Throughout the novel, it is mentioned all the time that Riley was with Jacey for a couple of years while in high school. However, the reader does not see this suppose love between them. I think more backstory would’ve been helpful, but not told as a memory. Maybe a couple more chapters with Riley and Jacey during the summer holiday, especially since in the “after 3 years” chapters their love is not shown, only told.
I can understand loving someone for 2-3 years without seeing him/her, especially if you were forced to break up with that person. However, most of the time, you are in love with the idea of that person, with the 2-3 years ago person. People change a lot, especially when they’re are young. A 15 year old has a different mentality than a 18 year old, even though the age difference is not that big.
I’ve found it nice that Riley and Jayce wanted to try it again. The problem is, they don’t spend time knowing each other. They go from “We haven’t seen each other in 3 years” to “I love you” in less than 1 week. It is not insta-love, though; as I mentioned above, they seemed more in love with the idea of them being together.
However, the romance itself is pretty cute. I don’t have problems with the concept behind it, rather with the way it was told.
Based on the problems mentioned above, one might think I had a bad experience while reading this book.

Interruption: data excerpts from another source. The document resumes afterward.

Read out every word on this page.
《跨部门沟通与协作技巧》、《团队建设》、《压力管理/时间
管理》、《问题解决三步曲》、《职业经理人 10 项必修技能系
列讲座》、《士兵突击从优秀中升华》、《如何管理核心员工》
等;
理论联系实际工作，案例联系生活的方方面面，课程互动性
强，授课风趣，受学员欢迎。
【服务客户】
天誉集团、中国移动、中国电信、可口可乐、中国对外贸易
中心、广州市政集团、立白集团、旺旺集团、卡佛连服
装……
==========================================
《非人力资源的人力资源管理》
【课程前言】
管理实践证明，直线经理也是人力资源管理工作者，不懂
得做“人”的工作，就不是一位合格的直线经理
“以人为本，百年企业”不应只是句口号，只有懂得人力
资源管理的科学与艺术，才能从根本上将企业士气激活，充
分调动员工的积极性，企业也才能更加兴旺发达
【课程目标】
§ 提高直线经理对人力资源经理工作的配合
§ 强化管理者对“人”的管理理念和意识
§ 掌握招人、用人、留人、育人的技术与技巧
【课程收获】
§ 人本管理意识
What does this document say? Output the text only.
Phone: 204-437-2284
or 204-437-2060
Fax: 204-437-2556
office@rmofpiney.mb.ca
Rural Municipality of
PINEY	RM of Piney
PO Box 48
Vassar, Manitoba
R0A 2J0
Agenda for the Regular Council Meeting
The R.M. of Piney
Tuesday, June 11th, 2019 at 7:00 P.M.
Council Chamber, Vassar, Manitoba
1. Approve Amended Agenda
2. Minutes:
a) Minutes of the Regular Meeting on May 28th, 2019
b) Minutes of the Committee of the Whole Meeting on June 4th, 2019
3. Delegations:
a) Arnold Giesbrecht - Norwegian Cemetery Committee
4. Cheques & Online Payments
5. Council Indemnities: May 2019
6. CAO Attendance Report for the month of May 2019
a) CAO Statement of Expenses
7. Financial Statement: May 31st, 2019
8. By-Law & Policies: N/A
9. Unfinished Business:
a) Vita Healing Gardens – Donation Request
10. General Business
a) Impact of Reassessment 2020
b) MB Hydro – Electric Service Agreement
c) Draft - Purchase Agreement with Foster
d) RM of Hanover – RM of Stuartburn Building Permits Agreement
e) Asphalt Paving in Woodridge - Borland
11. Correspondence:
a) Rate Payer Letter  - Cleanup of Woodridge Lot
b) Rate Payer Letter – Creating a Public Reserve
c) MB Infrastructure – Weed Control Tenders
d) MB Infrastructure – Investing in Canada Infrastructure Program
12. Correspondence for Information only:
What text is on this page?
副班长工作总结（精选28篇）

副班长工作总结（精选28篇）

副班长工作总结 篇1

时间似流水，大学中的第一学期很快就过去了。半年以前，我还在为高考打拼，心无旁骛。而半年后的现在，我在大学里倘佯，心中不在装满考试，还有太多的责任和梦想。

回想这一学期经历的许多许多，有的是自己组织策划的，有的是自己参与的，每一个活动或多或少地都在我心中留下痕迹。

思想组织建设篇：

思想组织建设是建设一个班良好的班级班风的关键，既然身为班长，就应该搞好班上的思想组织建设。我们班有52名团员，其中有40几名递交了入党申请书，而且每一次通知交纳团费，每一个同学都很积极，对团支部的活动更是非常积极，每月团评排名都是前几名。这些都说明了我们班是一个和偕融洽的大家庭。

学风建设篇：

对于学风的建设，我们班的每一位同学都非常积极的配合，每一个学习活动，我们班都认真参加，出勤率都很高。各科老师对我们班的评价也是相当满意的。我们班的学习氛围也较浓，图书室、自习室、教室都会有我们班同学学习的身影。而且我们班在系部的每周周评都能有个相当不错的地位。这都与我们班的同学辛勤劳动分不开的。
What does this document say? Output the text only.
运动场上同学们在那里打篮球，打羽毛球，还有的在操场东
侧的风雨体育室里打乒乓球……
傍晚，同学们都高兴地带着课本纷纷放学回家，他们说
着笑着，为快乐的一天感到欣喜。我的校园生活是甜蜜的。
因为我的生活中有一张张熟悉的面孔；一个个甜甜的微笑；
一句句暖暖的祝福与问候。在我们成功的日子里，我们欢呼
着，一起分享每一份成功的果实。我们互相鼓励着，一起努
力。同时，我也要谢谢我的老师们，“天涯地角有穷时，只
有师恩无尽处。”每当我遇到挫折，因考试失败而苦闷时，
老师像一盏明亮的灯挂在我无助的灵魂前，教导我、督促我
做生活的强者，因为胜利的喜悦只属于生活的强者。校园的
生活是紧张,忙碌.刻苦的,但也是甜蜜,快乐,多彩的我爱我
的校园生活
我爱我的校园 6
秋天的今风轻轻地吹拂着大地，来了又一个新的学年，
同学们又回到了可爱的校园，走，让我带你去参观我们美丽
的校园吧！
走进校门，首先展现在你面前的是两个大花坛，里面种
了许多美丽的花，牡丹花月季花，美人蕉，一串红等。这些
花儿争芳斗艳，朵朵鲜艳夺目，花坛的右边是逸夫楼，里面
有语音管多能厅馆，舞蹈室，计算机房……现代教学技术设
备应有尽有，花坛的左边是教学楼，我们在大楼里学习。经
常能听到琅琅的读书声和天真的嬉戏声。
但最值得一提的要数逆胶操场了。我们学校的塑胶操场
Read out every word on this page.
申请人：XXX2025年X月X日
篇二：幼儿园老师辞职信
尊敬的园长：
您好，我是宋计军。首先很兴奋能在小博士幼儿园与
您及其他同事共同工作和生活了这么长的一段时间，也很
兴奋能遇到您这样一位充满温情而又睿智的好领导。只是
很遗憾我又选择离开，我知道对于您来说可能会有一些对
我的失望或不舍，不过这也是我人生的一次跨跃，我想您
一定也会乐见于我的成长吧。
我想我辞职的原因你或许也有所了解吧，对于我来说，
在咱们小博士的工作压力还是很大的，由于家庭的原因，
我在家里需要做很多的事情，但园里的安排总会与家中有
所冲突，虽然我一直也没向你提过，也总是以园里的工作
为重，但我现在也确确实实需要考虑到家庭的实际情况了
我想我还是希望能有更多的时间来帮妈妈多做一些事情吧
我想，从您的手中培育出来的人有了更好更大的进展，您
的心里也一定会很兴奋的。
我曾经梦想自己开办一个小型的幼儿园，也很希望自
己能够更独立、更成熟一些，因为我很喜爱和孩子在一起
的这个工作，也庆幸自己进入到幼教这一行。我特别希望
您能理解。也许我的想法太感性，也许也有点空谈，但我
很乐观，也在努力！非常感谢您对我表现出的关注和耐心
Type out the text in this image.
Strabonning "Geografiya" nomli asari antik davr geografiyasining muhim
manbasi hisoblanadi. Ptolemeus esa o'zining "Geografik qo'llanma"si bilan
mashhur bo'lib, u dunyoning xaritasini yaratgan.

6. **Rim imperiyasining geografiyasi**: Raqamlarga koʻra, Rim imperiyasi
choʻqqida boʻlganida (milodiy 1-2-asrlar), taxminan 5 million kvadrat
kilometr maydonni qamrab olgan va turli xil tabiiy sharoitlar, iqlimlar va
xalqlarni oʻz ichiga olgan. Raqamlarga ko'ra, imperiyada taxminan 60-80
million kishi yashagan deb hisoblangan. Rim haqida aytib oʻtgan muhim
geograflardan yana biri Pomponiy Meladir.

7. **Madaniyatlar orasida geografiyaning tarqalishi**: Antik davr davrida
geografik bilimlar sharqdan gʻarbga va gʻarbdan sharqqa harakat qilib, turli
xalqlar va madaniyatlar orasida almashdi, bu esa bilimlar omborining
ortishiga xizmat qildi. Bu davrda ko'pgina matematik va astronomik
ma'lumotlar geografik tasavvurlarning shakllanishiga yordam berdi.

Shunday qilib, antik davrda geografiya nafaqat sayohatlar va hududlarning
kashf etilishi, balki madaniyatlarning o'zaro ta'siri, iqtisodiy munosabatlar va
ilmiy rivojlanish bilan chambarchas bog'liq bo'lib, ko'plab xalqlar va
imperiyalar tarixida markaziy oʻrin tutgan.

Actually, no; quite the contrary. I enjoyed reading it. It was entertaining, and an easy, relaxing read. A fluffy book that you need to read after a complicated novel.
Can’t Lose You by Brown was a easy read. I think most teenagers would love this novel (I said most, not all 😛 ). If I would’ve read this when I was 14, I would’ve given it a higher rating. However, I encourage you to read the novel for yourself, and make your own opinions. Who knows, maybe you’ll love it.